Literature exists so that where
one man has lived finely ten thousand may afterwards live finely. It
is a means of life; it concerns the living essence.
Of course, literature has a minor function, that of passing the
time in an agreeable and harmless fashion, by giving momentary faint
pleasure. Vast multitudes of people (among whom may be numbered not a
few habitual readers) utilise only this minor function of literature;
by implication they class it with golf, bridge, or soporifics.

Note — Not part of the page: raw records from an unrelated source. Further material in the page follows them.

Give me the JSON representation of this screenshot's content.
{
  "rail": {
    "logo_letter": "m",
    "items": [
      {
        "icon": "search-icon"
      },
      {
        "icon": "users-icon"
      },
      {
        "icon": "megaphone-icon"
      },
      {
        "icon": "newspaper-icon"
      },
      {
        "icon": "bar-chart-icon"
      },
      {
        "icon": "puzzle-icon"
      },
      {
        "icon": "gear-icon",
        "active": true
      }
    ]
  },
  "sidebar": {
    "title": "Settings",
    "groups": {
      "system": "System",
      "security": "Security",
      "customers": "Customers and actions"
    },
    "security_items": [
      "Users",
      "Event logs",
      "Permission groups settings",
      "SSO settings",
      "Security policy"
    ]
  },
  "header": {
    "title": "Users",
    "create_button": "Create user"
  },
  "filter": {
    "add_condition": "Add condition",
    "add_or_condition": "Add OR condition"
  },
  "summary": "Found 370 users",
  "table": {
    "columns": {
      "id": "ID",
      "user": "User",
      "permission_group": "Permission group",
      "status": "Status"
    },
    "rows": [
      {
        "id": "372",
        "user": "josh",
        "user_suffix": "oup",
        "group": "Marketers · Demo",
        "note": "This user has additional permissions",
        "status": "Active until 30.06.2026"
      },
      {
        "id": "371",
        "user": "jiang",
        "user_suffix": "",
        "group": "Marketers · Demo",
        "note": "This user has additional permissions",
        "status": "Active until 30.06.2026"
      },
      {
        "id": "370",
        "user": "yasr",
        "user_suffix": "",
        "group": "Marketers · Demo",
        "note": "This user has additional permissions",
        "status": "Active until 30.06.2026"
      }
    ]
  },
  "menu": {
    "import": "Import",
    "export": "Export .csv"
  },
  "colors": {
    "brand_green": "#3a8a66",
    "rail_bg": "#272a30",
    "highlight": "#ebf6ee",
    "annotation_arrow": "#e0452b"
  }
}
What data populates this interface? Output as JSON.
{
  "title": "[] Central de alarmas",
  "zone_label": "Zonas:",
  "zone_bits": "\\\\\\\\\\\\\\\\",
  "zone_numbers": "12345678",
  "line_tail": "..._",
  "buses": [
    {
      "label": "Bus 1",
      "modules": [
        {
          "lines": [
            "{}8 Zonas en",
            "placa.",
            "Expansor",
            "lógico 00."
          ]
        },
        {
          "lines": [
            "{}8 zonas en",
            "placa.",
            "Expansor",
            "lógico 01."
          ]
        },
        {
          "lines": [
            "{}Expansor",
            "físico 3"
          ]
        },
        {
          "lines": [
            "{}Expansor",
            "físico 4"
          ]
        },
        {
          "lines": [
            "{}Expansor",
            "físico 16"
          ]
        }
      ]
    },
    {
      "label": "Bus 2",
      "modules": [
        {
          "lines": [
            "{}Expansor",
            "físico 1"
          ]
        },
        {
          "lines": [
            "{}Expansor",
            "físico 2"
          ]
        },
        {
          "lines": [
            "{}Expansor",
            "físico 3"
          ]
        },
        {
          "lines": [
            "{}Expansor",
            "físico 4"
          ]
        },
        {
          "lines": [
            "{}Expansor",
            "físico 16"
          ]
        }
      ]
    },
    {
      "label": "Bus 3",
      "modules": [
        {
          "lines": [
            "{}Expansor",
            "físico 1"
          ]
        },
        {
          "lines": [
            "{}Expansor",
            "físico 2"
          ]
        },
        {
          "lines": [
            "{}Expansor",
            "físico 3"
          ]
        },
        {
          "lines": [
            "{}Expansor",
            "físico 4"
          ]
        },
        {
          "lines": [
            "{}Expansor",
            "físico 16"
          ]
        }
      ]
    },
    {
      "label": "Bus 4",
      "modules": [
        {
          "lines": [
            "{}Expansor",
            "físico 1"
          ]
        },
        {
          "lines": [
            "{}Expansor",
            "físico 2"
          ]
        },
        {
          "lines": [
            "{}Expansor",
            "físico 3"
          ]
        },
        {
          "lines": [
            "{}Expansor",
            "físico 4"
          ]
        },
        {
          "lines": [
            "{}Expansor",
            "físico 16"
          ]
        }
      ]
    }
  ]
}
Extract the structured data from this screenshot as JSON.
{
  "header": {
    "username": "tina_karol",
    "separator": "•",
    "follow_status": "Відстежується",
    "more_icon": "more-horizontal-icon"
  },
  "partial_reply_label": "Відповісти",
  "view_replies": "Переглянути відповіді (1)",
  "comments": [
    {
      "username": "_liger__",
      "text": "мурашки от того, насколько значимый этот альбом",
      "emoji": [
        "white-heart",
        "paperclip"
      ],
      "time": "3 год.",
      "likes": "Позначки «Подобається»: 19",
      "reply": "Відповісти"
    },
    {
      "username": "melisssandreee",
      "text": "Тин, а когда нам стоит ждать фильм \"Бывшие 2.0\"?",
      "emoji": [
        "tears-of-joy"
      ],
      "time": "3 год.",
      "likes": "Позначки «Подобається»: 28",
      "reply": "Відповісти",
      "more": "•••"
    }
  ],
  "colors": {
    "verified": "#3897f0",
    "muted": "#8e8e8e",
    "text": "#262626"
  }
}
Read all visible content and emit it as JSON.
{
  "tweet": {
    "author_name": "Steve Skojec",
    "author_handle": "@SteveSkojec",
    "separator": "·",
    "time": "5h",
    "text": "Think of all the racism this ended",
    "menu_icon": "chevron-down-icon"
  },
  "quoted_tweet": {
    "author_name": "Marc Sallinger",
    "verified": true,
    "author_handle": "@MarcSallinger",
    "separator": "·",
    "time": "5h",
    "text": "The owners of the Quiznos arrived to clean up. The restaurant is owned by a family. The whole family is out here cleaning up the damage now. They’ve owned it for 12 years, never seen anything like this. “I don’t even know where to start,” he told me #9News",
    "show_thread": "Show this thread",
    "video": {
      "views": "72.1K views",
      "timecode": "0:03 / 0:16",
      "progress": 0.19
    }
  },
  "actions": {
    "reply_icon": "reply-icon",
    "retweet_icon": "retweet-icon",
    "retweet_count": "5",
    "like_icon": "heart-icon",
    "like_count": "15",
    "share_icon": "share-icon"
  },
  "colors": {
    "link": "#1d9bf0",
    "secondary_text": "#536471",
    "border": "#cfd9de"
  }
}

Literary genius, however, had no intention of competing with these
devices for fleeting the empty hours; and all such use of literature
may be left out of account.
You, O serious student of many volumes, believe that you have a
sincere passion for reading. You hold literature in honour, and your
last wish would be to debase it to a paltry end. You are not of those
who read because the clock has just struck nine and one can't go
to bed till eleven. You are animated by a real desire to get out of
literature all that literature will give. And in that aim you keep on
reading, year after year, and the grey hairs come. But amid all this
steady tapping of the reservoir, do you ever take stock of what you
have acquired? Do you ever pause to make a valuation, in terms of your
own life, of that which you are daily absorbing, or imagine you
are absorbing? Do you ever satisfy yourself by proof that you
are absorbing anything at all, that the living waters, instead of
vitalising you, are not running off you as though you were a duck in a
storm? Because, if you omit this mere business precaution, it may well
be that you, too, without knowing it, are little by little joining
the triflers who read only because eternity is so long.